Additionally, a typical buy-side policy does provide the buyer with the benefit of coverage for seller fraud.  For more, see What is Representations and Warranties Insurance? — Scope of Coverage.

Seller Benefits:
  • Eliminate or reduce escrows and holdbacks
  • Eliminate or reduce indemnification risk and associated tail liability
  • Avoid cost and hassle of dealing with claims, disputes, etc.
  • Distribute capital early to investors and/or close end-of-life fund
  • Protect passive sellers not in control of operating company (e.g. several and joint liability protection)
  • Abbreviate transaction negotiations to achieve a quicker exit
  • Box in looming liabilities to close a transaction
Buyer Benefits:
  • Enhance bids by eliminating or reducing sellers indemnity package (limits, escrows, holdbacks, etc.)
  • Extend survival, limits and other indemnity coverage terms concurrent with standard market policy terms
  • Eliminate/reduce complexities of claims made against rollover equity and management
  • Avoid risk of collecting from multiple seller teams and investors
  • Abbreviate transaction negotiations

Tax indemnity and tax credit insurance

Tax Indemnity insurance provides coverage for an unintentional error and subsequent challenge by the IRS or state, local or foreign taxing authority. These policies can be used to cover the tax treatment of a tax-free reorg., tax-free spin-off, S-Corp status, REIT qualification, NOL carryforward, and transfer pricing position.   As the Private Letter Ruling (PLR) from the IRS has become harder to receive, Tax Indemnity policies have become more sought after as an alternative risk management tool to hedge against a potential adverse ruling by IRS.

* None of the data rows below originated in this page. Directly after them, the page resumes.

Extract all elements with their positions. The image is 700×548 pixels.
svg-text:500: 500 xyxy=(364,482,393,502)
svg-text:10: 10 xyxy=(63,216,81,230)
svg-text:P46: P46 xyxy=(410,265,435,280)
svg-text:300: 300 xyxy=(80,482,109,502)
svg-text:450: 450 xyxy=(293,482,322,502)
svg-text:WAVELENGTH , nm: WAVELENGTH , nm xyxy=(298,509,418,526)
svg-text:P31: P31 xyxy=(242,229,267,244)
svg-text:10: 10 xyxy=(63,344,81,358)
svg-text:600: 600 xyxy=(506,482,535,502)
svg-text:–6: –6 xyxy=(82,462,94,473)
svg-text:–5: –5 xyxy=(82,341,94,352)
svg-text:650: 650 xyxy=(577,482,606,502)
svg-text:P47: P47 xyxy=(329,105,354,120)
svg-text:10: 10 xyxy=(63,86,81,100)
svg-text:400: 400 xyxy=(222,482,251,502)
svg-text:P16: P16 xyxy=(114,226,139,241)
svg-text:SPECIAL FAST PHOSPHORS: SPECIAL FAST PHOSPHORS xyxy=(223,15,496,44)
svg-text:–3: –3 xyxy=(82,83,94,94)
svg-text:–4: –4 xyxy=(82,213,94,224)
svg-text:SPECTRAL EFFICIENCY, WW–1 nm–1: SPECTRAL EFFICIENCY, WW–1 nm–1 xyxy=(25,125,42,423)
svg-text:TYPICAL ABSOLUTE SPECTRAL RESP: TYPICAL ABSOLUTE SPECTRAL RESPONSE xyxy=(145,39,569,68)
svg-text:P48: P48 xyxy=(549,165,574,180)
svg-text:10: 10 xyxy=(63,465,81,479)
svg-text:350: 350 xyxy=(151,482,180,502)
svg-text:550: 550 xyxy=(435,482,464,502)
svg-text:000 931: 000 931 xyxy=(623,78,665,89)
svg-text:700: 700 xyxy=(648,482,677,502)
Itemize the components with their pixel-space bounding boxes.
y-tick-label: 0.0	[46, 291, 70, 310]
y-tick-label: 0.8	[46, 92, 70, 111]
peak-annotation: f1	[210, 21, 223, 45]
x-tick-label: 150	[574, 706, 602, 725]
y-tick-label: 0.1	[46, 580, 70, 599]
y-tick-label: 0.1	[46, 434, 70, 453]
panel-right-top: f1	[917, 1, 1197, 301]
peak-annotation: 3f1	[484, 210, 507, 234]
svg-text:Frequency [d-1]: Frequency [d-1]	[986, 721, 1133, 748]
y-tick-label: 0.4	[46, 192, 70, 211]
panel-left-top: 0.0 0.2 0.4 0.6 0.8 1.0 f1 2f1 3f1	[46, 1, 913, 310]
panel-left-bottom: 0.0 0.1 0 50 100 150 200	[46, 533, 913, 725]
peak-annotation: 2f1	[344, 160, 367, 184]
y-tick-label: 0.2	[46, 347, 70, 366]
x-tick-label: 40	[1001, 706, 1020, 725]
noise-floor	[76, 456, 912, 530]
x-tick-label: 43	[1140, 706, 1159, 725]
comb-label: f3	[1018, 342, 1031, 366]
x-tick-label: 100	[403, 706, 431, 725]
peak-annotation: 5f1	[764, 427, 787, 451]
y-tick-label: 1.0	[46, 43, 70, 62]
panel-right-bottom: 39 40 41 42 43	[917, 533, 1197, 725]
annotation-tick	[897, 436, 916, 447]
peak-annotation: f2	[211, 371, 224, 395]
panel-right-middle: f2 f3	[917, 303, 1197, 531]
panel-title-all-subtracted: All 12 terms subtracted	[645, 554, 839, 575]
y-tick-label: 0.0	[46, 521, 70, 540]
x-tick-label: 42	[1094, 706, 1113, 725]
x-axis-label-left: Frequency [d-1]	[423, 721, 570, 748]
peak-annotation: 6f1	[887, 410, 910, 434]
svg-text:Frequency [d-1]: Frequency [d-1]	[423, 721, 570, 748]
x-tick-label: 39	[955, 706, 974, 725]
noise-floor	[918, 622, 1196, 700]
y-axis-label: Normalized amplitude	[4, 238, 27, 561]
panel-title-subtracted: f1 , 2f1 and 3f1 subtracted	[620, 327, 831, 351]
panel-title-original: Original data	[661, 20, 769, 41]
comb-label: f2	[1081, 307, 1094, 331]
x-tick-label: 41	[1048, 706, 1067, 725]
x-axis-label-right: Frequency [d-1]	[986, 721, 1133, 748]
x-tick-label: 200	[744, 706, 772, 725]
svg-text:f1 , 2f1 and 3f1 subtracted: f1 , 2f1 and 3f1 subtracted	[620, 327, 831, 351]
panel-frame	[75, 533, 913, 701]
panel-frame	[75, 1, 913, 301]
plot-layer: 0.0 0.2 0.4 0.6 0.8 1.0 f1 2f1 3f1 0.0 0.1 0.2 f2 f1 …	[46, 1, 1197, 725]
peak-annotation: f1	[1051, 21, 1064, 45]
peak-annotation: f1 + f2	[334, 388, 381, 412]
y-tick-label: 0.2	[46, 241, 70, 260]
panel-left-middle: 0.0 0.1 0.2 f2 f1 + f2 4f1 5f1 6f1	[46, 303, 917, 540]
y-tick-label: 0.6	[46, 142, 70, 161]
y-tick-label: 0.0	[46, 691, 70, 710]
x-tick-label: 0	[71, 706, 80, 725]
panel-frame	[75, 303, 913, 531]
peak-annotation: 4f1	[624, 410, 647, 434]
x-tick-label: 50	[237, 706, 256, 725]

Tax Equity Credit insurance protects investors against the recapture of credits should the qualifications for receiving those tax credits based on, ‘placed in service dates’, or other investment criteria, be subsequently challenged.  Tax equity credit projects for renewable energy, local investment and production, low-income housing and historic rehabilitation have all been insured over the past couple of years.

Benefits include:

  • Streamlined execution of transaction agreements by bringing buyer and seller together
  • Covers tax, interest, penalties, gross-ups and contest costs (‘change in law’ is often covered)
  • Covers U.S., state, local and/or foreign tax authorities
  • Can be used as an alternative to a tax opinion   

Contingent liability, litigation buy-out, and other risks

Other risks for known issues can arise in an M&A scenario and potentially stop a deal in its tracks.  To the extent solid supporting documentation and evaluation of a specific risk exposure exists, along with appropriate valuations, the M&A insurance markets will potentially underwrite these liabilities.  By transferring these risks to a third-party insurer, the buyer and seller can get past differences in opinions on severity and likelihood of a potential risk, and focus on completing the remainder of the transaction.